A reported 20 of the TMC's 28 members of parliament have written to the speaker of parliament seeking to break away from the party's parliamentary group and align with the BJP-led ruling alliance.

In the Falta constituency, which the TMC had won with 56 percent of the vote in 2021, the party failed to field a candidate for a repoll. A TMC public meeting earlier in June drew only a few hundred people. TMC leaders are being arrested on corruption charges almost every day, party offices stand deserted, and organisational networks are being dismantled.

The TMC won 26 million votes in the election, roughly 40 percent of the popular vote, and retains 80 legislators in the state assembly along with its 28 members of parliament. The BJP ended the TMC's 15-year rule in the state. Mamata Banerjee, 71, lost her own seat in Kolkata.

She described the BJP victory as illegal and immoral and alleged that around 100 seats were looted. She said last week that some people who enjoyed power have now reached an understanding with another party. "We will rebuild the party anew.
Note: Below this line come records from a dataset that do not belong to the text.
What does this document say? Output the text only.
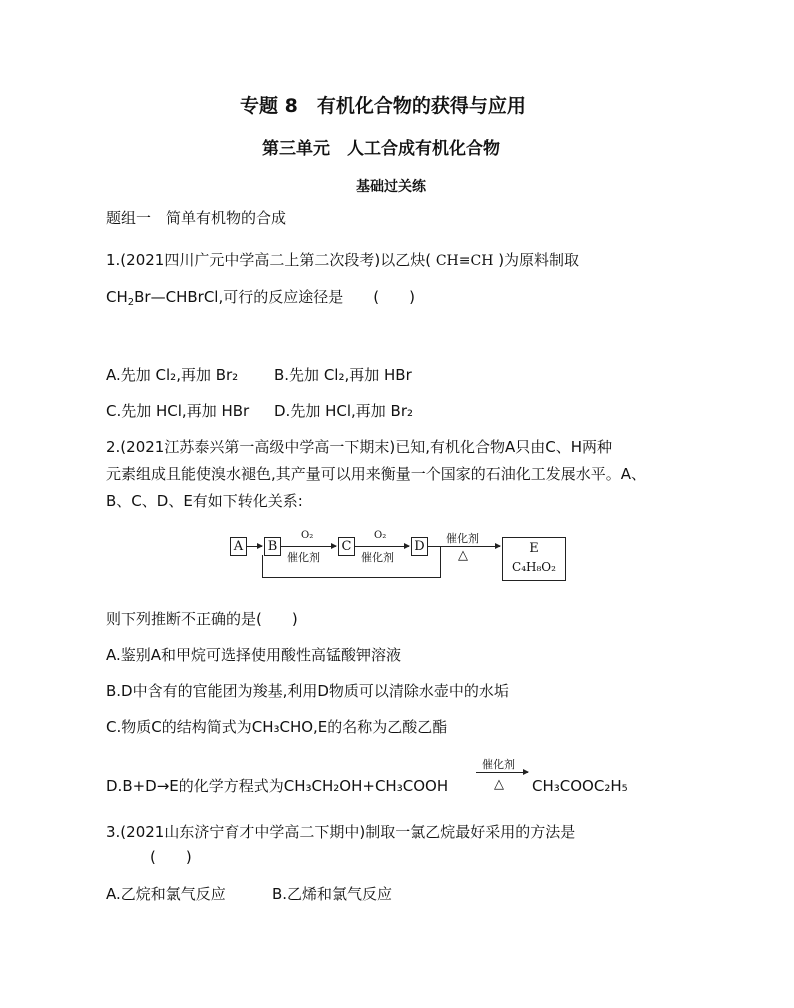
专题 8　有机化合物的获得与应用
第三单元　人工合成有机化合物
基础过关练
题组一　简单有机物的合成
1.(2021四川广元中学高二上第二次段考)以乙炔( CH≡CH )为原料制取
$CH_2Br—CHBrCl$,可行的反应途径是　　(　　)
A.先加 Cl₂,再加 Br₂ B.先加 Cl₂,再加 HBr
C.先加 HCl,再加 HBr D.先加 HCl,再加 Br₂
2.(2021江苏泰兴第一高级中学高一下期末)已知,有机化合物A只由C、H两种
元素组成且能使溴水褪色,其产量可以用来衡量一个国家的石油化工发展水平。A、
B、C、D、E有如下转化关系:
A B
O₂
催化剂
C
O₂
催化剂
D
催化剂
△	E
C₄H₈O₂
则下列推断不正确的是(　　)
A.鉴别A和甲烷可选择使用酸性高锰酸钾溶液
B.D中含有的官能团为羧基,利用D物质可以清除水壶中的水垢
C.物质C的结构简式为CH₃CHO,E的名称为乙酸乙酯
D.B+D→E的化学方程式为CH₃CH₂OH+CH₃COOH
催化剂
△ CH₃COOC₂H₅
3.(2021山东济宁育才中学高二下期中)制取一氯乙烷最好采用的方法是
(　　)
A.乙烷和氯气反应	B.乙烯和氯气反应
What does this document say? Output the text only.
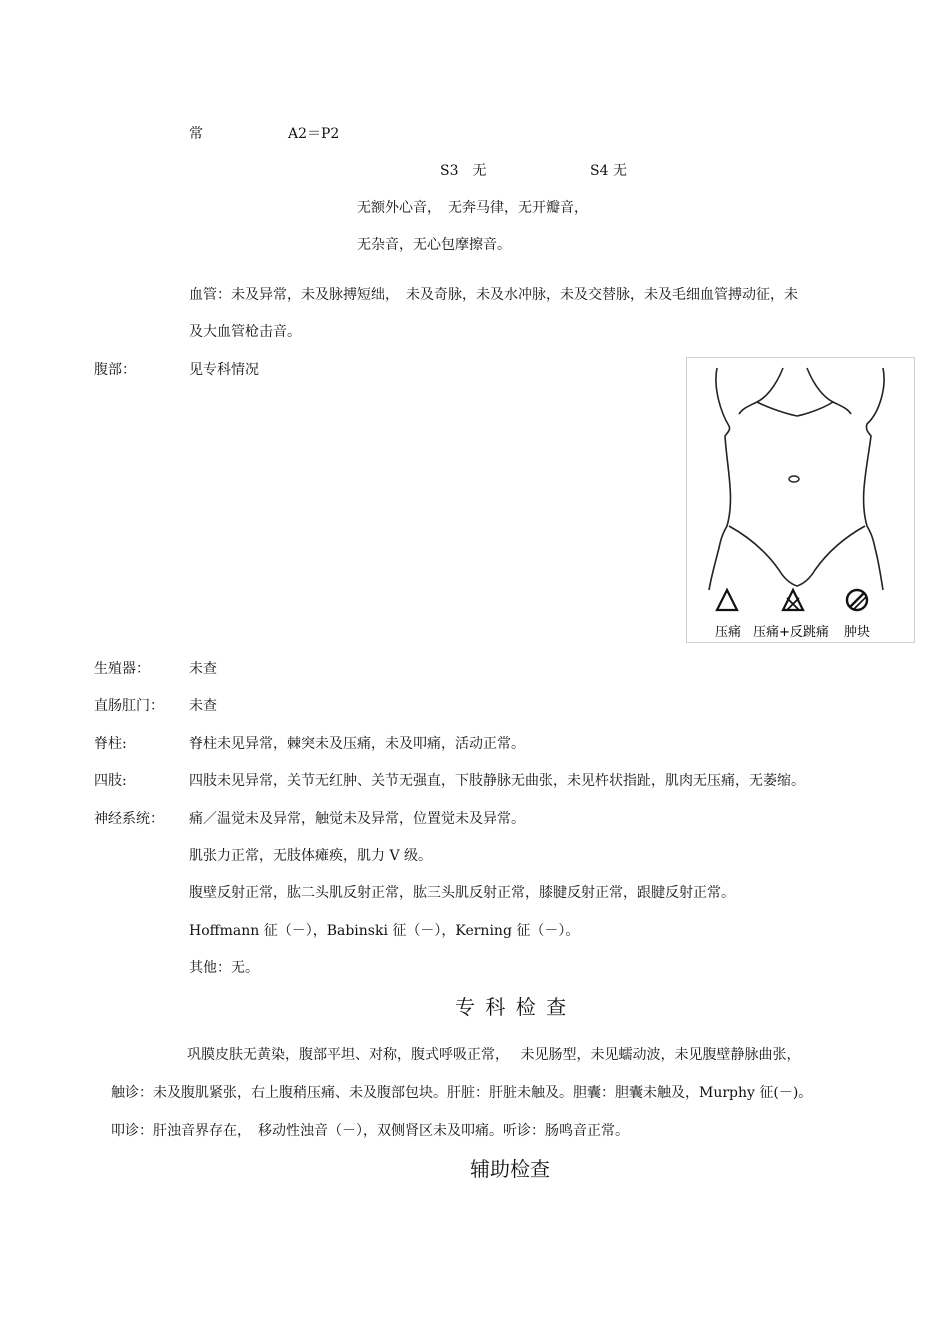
常	A2＝P2
S3　无	S4 无
无额外心音，　无奔马律，无开瓣音，
无杂音，无心包摩擦音。
血管：未及异常，未及脉搏短绌，　未及奇脉，未及水冲脉，未及交替脉，未及毛细血管搏动征，未
及大血管枪击音。
腹部：	见专科情况
压痛 压痛+反跳痛 肿块
生殖器：	未查
直肠肛门： 未查
脊柱:	脊柱未见异常，棘突未及压痛，未及叩痛，活动正常。
四肢:	四肢未见异常，关节无红肿、关节无强直，下肢静脉无曲张，未见杵状指趾，肌肉无压痛，无萎缩。
神经系统： 痛／温觉未及异常，触觉未及异常，位置觉未及异常。
肌张力正常，无肢体瘫痪，肌力 V 级。
腹壁反射正常，肱二头肌反射正常，肱三头肌反射正常，膝腱反射正常，跟腱反射正常。
Hoffmann 征（－），Babinski 征（－），Kerning 征（－）。
其他：无。
专 科 检 查
巩膜皮肤无黄染，腹部平坦、对称，腹式呼吸正常，　 未见肠型，未见蠕动波，未见腹壁静脉曲张，
触诊：未及腹肌紧张，右上腹稍压痛、未及腹部包块。肝脏：肝脏未触及。胆囊：胆囊未触及，Murphy 征(－)。
叩诊：肝浊音界存在，　移动性浊音（－），双侧肾区未及叩痛。听诊：肠鸣音正常。
辅助检查
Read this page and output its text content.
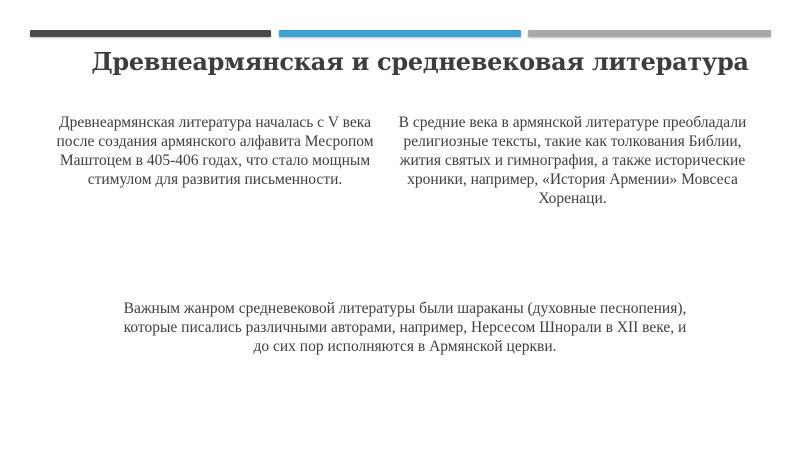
Древнеармянская и средневековая литература
Древнеармянская литература началась с V века после создания армянского алфавита Месропом Маштоцем в 405-406 годах, что стало мощным стимулом для развития письменности.
В средние века в армянской литературе преобладали религиозные тексты, такие как толкования Библии, жития святых и гимнография, а также исторические хроники, например, «История Армении» Мовсеса Хоренаци.
Важным жанром средневековой литературы были шараканы (духовные песнопения), которые писались различными авторами, например, Нерсесом Шнорали в XII веке, и до сих пор исполняются в Армянской церкви.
TMC is not for its leaders; it is for its workers," Banerjee said. Dwaipayan Bhattacharyya, a political scientist, said what has happened to the TMC is quite unprecedented. He noted that the party rested on two pillars: Mamata's brand value and governmental resources.

Rahul Verma, a fellow at the Delhi-based Centre for Policy Research, said the pattern resembles recent splits in parties such as Shiv Sena, where a succession struggle and the concentration of power within one family triggered a large-scale rebellion. The TMC governed West Bengal for 15 years after Mamata Banerjee ended 34 years of Communist rule in 2011.

Time magazine named her among the world's 100 most influential people after that victory. The rebellion is led by a minor legislator who is a former communist who defected to the TMC. Bhattacharyya said Banerjee can still come back.